It is pertinent to suggest here that the President believed the Tenure-of-Office Act to be unconstitutional, as it was clearly an attempted abridgment of his power over his Cabinet which had never before been questioned by Congress. The only method left him for the determination of that question was in the course he took, except by an agreed case, but it is manifest from the record that no such agreement could be had, as an effort thereto was made in the Thomas case in the District Court, but failed, the prosecution withdrawing the case at the point where that purpose of the President became manifest.
The third count was:
Attempting to prevent the execution of the Army appropriation Act of March 2nd, 1867.
The means specified in this alleged attempt was the appointment of Mr. Edward Cooper to be Assistant Secretary of the Treasury, with power to draw warrants on the Treasury without the consent of the Secretary--the purpose being to show that, with General Thomas acting as Secretary of War, and Mr. Cooper as Assistant Secretary of the Treasury to honor General Thomas' drafts, and thus, in control of expenditures for the support of the Army, a conspiracy was sought to be proven whereby the President intended and expected to defeat the Reconstruction Acts of Congress by preventing the use of the Army for its enforcement.
Mr. Johnson, of the Court, asked this question:
The Managers are requested to say whether they propose to show whether Mr. Cooper was appointed by the President in November, 1867, as a means to obtain unlawful possession of the public money, other than by the fact of the appointment itself?

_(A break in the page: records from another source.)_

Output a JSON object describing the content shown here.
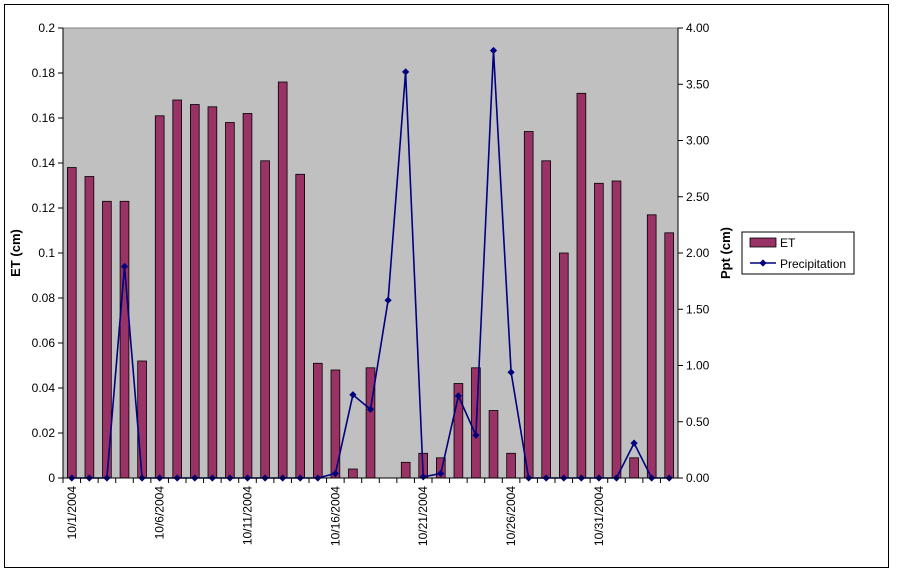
{
  "chart_data": {
    "type": "bar+line",
    "x": [
      "10/1/2004",
      "10/2/2004",
      "10/3/2004",
      "10/4/2004",
      "10/5/2004",
      "10/6/2004",
      "10/7/2004",
      "10/8/2004",
      "10/9/2004",
      "10/10/2004",
      "10/11/2004",
      "10/12/2004",
      "10/13/2004",
      "10/14/2004",
      "10/15/2004",
      "10/16/2004",
      "10/17/2004",
      "10/18/2004",
      "10/19/2004",
      "10/20/2004",
      "10/21/2004",
      "10/22/2004",
      "10/23/2004",
      "10/24/2004",
      "10/25/2004",
      "10/26/2004",
      "10/27/2004",
      "10/28/2004",
      "10/29/2004",
      "10/30/2004",
      "10/31/2004",
      "11/1/2004",
      "11/2/2004",
      "11/3/2004",
      "11/4/2004"
    ],
    "x_tick_labels": [
      "10/1/2004",
      "10/6/2004",
      "10/11/2004",
      "10/16/2004",
      "10/21/2004",
      "10/26/2004",
      "10/31/2004"
    ],
    "series": [
      {
        "name": "ET",
        "type": "bar",
        "axis": "left",
        "color": "#993366",
        "values": [
          0.138,
          0.134,
          0.123,
          0.123,
          0.052,
          0.161,
          0.168,
          0.166,
          0.165,
          0.158,
          0.162,
          0.141,
          0.176,
          0.135,
          0.051,
          0.048,
          0.004,
          0.049,
          0.0,
          0.007,
          0.011,
          0.009,
          0.042,
          0.049,
          0.03,
          0.011,
          0.154,
          0.141,
          0.1,
          0.171,
          0.131,
          0.132,
          0.009,
          0.117,
          0.109
        ]
      },
      {
        "name": "Precipitation",
        "type": "line",
        "axis": "right",
        "color": "#000080",
        "values": [
          0,
          0,
          0,
          1.88,
          0,
          0,
          0,
          0,
          0,
          0,
          0,
          0,
          0,
          0,
          0,
          0.04,
          0.74,
          0.61,
          1.58,
          3.61,
          0.01,
          0.04,
          0.73,
          0.38,
          3.8,
          0.94,
          0,
          0,
          0,
          0,
          0,
          0,
          0.31,
          0,
          0
        ]
      }
    ],
    "ylabel": "ET (cm)",
    "y2label": "Ppt (cm)",
    "ylim": [
      0,
      0.2
    ],
    "y2lim": [
      0,
      4.0
    ],
    "y_ticks": [
      "0",
      "0.02",
      "0.04",
      "0.06",
      "0.08",
      "0.1",
      "0.12",
      "0.14",
      "0.16",
      "0.18",
      "0.2"
    ],
    "y2_ticks": [
      "0.00",
      "0.50",
      "1.00",
      "1.50",
      "2.00",
      "2.50",
      "3.00",
      "3.50",
      "4.00"
    ],
    "legend_position": "right",
    "plot_background": "#c0c0c0",
    "grid": false
  }
}
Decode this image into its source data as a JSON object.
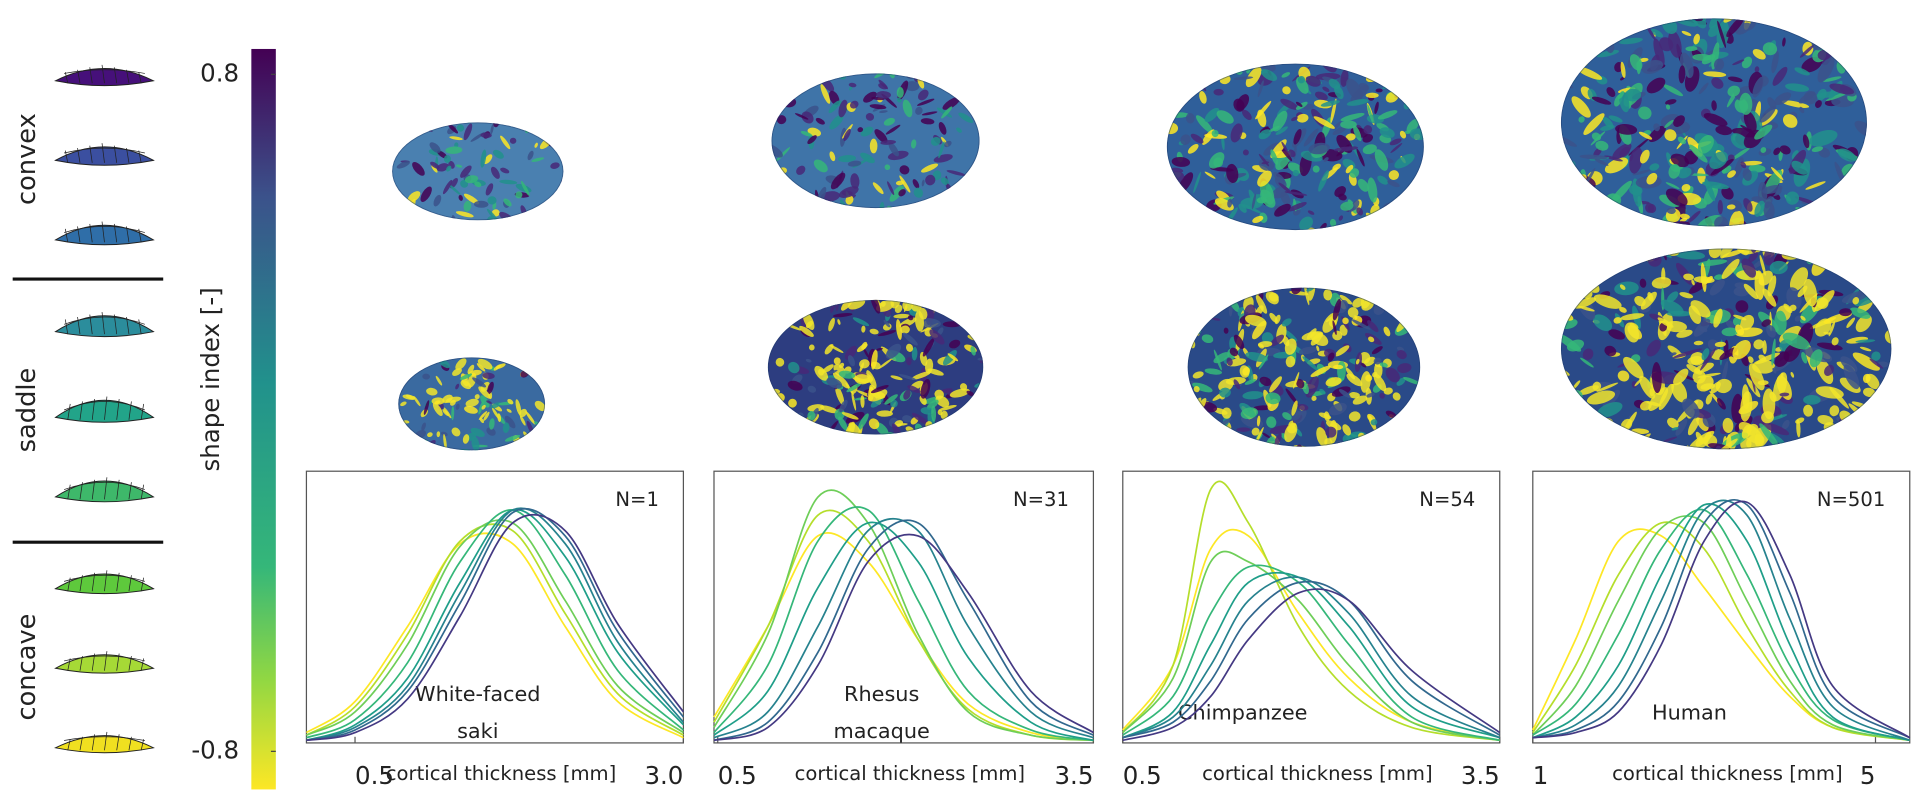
{
  "shape_groups": [
    "convex",
    "saddle",
    "concave"
  ],
  "colorbar": {
    "label": "shape index [-]",
    "lim": [
      -0.89,
      0.86
    ],
    "ticks": [
      0.8,
      -0.8
    ]
  },
  "chart_data": [
    {
      "type": "line",
      "annotation": "N=1",
      "species": [
        "White-faced",
        "saki"
      ],
      "xlabel": "cortical thickness [mm]",
      "xlim": [
        0.13,
        3.0
      ],
      "xticks": [
        0.5,
        {
          "value": 3,
          "label": "3.0"
        }
      ],
      "ylim": [
        0,
        1.05
      ],
      "x": [
        0.13,
        0.5,
        0.9,
        1.3,
        1.7,
        2.1,
        2.5,
        3.0
      ],
      "series": [
        {
          "color": "#fde725",
          "values": [
            0.04,
            0.16,
            0.45,
            0.77,
            0.77,
            0.45,
            0.16,
            0.02
          ]
        },
        {
          "color": "#b5de2b",
          "values": [
            0.03,
            0.14,
            0.42,
            0.78,
            0.82,
            0.5,
            0.19,
            0.03
          ]
        },
        {
          "color": "#6ece58",
          "values": [
            0.03,
            0.12,
            0.38,
            0.76,
            0.85,
            0.55,
            0.22,
            0.04
          ]
        },
        {
          "color": "#35b779",
          "values": [
            0.02,
            0.09,
            0.31,
            0.7,
            0.9,
            0.65,
            0.28,
            0.05
          ]
        },
        {
          "color": "#1f9e89",
          "values": [
            0.01,
            0.07,
            0.25,
            0.62,
            0.9,
            0.72,
            0.35,
            0.07
          ]
        },
        {
          "color": "#26828e",
          "values": [
            0.01,
            0.06,
            0.22,
            0.58,
            0.9,
            0.77,
            0.39,
            0.08
          ]
        },
        {
          "color": "#31688e",
          "values": [
            0.01,
            0.05,
            0.2,
            0.54,
            0.89,
            0.8,
            0.43,
            0.1
          ]
        },
        {
          "color": "#443983",
          "values": [
            0.01,
            0.04,
            0.17,
            0.49,
            0.85,
            0.82,
            0.46,
            0.12
          ]
        }
      ]
    },
    {
      "type": "line",
      "annotation": "N=31",
      "species": [
        "Rhesus",
        "macaque"
      ],
      "xlabel": "cortical thickness [mm]",
      "xlim": [
        0.47,
        3.5
      ],
      "xticks": [
        0.5,
        3.5
      ],
      "ylim": [
        0,
        1.05
      ],
      "x": [
        0.47,
        0.9,
        1.3,
        1.7,
        2.1,
        2.5,
        3.0,
        3.5
      ],
      "series": [
        {
          "color": "#fde725",
          "values": [
            0.1,
            0.45,
            0.8,
            0.7,
            0.4,
            0.15,
            0.04,
            0.01
          ]
        },
        {
          "color": "#b5de2b",
          "values": [
            0.08,
            0.45,
            0.88,
            0.78,
            0.4,
            0.13,
            0.03,
            0.01
          ]
        },
        {
          "color": "#6ece58",
          "values": [
            0.06,
            0.42,
            0.95,
            0.85,
            0.42,
            0.12,
            0.03,
            0.01
          ]
        },
        {
          "color": "#35b779",
          "values": [
            0.04,
            0.3,
            0.78,
            0.9,
            0.55,
            0.2,
            0.05,
            0.01
          ]
        },
        {
          "color": "#1f9e89",
          "values": [
            0.03,
            0.2,
            0.6,
            0.85,
            0.7,
            0.33,
            0.08,
            0.01
          ]
        },
        {
          "color": "#26828e",
          "values": [
            0.02,
            0.12,
            0.45,
            0.82,
            0.82,
            0.45,
            0.12,
            0.02
          ]
        },
        {
          "color": "#31688e",
          "values": [
            0.01,
            0.08,
            0.35,
            0.75,
            0.85,
            0.55,
            0.16,
            0.03
          ]
        },
        {
          "color": "#443983",
          "values": [
            0.01,
            0.06,
            0.3,
            0.7,
            0.8,
            0.58,
            0.2,
            0.04
          ]
        }
      ]
    },
    {
      "type": "line",
      "annotation": "N=54",
      "species": [
        "Chimpanzee"
      ],
      "xlabel": "cortical thickness [mm]",
      "xlim": [
        0.5,
        3.5
      ],
      "xticks": [
        0.5,
        3.5
      ],
      "ylim": [
        0,
        1.05
      ],
      "x": [
        0.5,
        0.9,
        1.2,
        1.5,
        1.9,
        2.3,
        2.8,
        3.5
      ],
      "series": [
        {
          "color": "#fde725",
          "values": [
            0.05,
            0.3,
            0.75,
            0.8,
            0.5,
            0.25,
            0.08,
            0.01
          ]
        },
        {
          "color": "#b5de2b",
          "values": [
            0.04,
            0.3,
            0.98,
            0.85,
            0.45,
            0.2,
            0.06,
            0.01
          ]
        },
        {
          "color": "#6ece58",
          "values": [
            0.04,
            0.25,
            0.7,
            0.7,
            0.55,
            0.3,
            0.08,
            0.01
          ]
        },
        {
          "color": "#35b779",
          "values": [
            0.03,
            0.18,
            0.5,
            0.68,
            0.62,
            0.38,
            0.1,
            0.01
          ]
        },
        {
          "color": "#1f9e89",
          "values": [
            0.02,
            0.12,
            0.38,
            0.62,
            0.64,
            0.45,
            0.14,
            0.02
          ]
        },
        {
          "color": "#26828e",
          "values": [
            0.02,
            0.1,
            0.3,
            0.55,
            0.64,
            0.5,
            0.18,
            0.02
          ]
        },
        {
          "color": "#31688e",
          "values": [
            0.02,
            0.08,
            0.24,
            0.48,
            0.62,
            0.55,
            0.24,
            0.03
          ]
        },
        {
          "color": "#443983",
          "values": [
            0.01,
            0.06,
            0.18,
            0.4,
            0.58,
            0.55,
            0.28,
            0.04
          ]
        }
      ]
    },
    {
      "type": "line",
      "annotation": "N=501",
      "species": [
        "Human"
      ],
      "xlabel": "cortical thickness [mm]",
      "xlim": [
        1,
        5.4
      ],
      "xticks": [
        1,
        5
      ],
      "ylim": [
        0,
        1.05
      ],
      "x": [
        1,
        1.5,
        2,
        2.5,
        3,
        3.5,
        4,
        4.5,
        5.4
      ],
      "series": [
        {
          "color": "#fde725",
          "values": [
            0.05,
            0.4,
            0.78,
            0.8,
            0.6,
            0.38,
            0.18,
            0.06,
            0.01
          ]
        },
        {
          "color": "#b5de2b",
          "values": [
            0.04,
            0.3,
            0.65,
            0.85,
            0.75,
            0.45,
            0.2,
            0.06,
            0.01
          ]
        },
        {
          "color": "#6ece58",
          "values": [
            0.03,
            0.22,
            0.55,
            0.83,
            0.85,
            0.55,
            0.24,
            0.07,
            0.01
          ]
        },
        {
          "color": "#35b779",
          "values": [
            0.03,
            0.15,
            0.42,
            0.75,
            0.9,
            0.65,
            0.3,
            0.09,
            0.01
          ]
        },
        {
          "color": "#1f9e89",
          "values": [
            0.02,
            0.1,
            0.3,
            0.65,
            0.92,
            0.78,
            0.38,
            0.1,
            0.01
          ]
        },
        {
          "color": "#26828e",
          "values": [
            0.02,
            0.07,
            0.22,
            0.55,
            0.9,
            0.88,
            0.48,
            0.14,
            0.01
          ]
        },
        {
          "color": "#31688e",
          "values": [
            0.02,
            0.05,
            0.16,
            0.45,
            0.85,
            0.92,
            0.58,
            0.18,
            0.02
          ]
        },
        {
          "color": "#443983",
          "values": [
            0.02,
            0.04,
            0.12,
            0.38,
            0.78,
            0.93,
            0.65,
            0.22,
            0.02
          ]
        }
      ]
    }
  ]
}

Mr. Manager Butler answered:
We certainly do.
Mr. Butler read the law on this subject, passed March 2nd, 1867, as follows:
That the Secretary of the Treasury shall have power, by appointment under his hand and official seal, to delegate to one of the Assistant Secretaries of the Treasury authority to sign in his stead all warrants for the payment of money into the public Treasury and all warrants for the disbursments from the public Treasury of money certified by the accounting officers of the Treasury to be due upon accounts duly audited and settle by them;and such warrants signed shall be in all cases of the same validity as if they had been signed by the Secretary of the Treasury himself.
Mr. William E. Chandler, who had been Assistant Secretary of the Treasury, was on the witness stand, called by the prosecution.
Mr. Butler asked whether it was the practice of the Assistant Secretary to act as Secretary in case of removal of the Secretary.
Answer: I am not certain that it is, without his appointment as Acting Secretary by the President.
Mr. Fessenden, of the Court, propounded this interrogatory?
1st--Has it been the practice, since the passage of the law, for an Assistant Secretary to sign warrants unless especially appointed and authorized by the Secretary of the Treasury?
2nd--Has any Assistant Secretary been authorized to sign any warrants except such as are specified in the Act?
The witness answered as to the first:
It has not been the practice for any Assistant Secretary since the passage of the Act to sign warrants except upon an appointment by the Secretary for that purpose in accordance with the provisions of the Act. Immediately upon the passage of the Act, the Secretary authorized one of his Assistant Secretaries to sign warrants of the character described in the Act, and they have been customarily signed by that Assistant Secretary in all cases since that time.
As to the second question the answer was:
No Assistant Secretary has been authorized to sign warrants except such as are specified in this Act, unless when acting as Secretary.
That disposed of the third count in the Eleventh Article, and the testimony was rejected by a vote of yeas 22, nays 27.
These answers to tire interrogatories seemed to prove the reverse of what the Prosecution had expected. The accusation of the Third count was not sustained.
As to the Fourth count of the Eleventh Article, that Mr. Johnson sought to prevent the execution of the "Act to provide for the more efficient government of the rebel States," passed March 2nd, 1867, by the removal of Mr. Stanton from the War Office, the proceedings of the trial disclose no testimony of a sufficiently direct character for specification, except, possibly, a number of speeches delivered at different points by Mr. Johnson, which are set out in the Tenth Article of the Impeachment. As that Article was by unanimous consent abandoned and never put to vote, all its allegations logically fell as unproven.
There was, therefore, no force and little coherency in the Eleventh Article. It fell of its own weight. Every one of its several averments had been disproven, or at least not proven. It was to a good degree a summing up--an aggregation, of the entire bill of indictment on the several distinct forms of offenses charged--a crystallization of the whole.
The entire impeachment scheme was in reality beaten by the vote on that Article, and the adjournment of ten days then taken could have been only in the hope on the part of the majority that ultimate success on some one of the remaining Articles could be made possible, in some way, legitimate or otherwise, in part by the importunate throng of visitors to the Capitol who were vociferously and vindictively urging Mr. Johnson's removal largely for reasons personal to themselves--but more especially through the efforts of the House of Representatives to discipline one or more of the anti-impeaching Republicans of the Senate.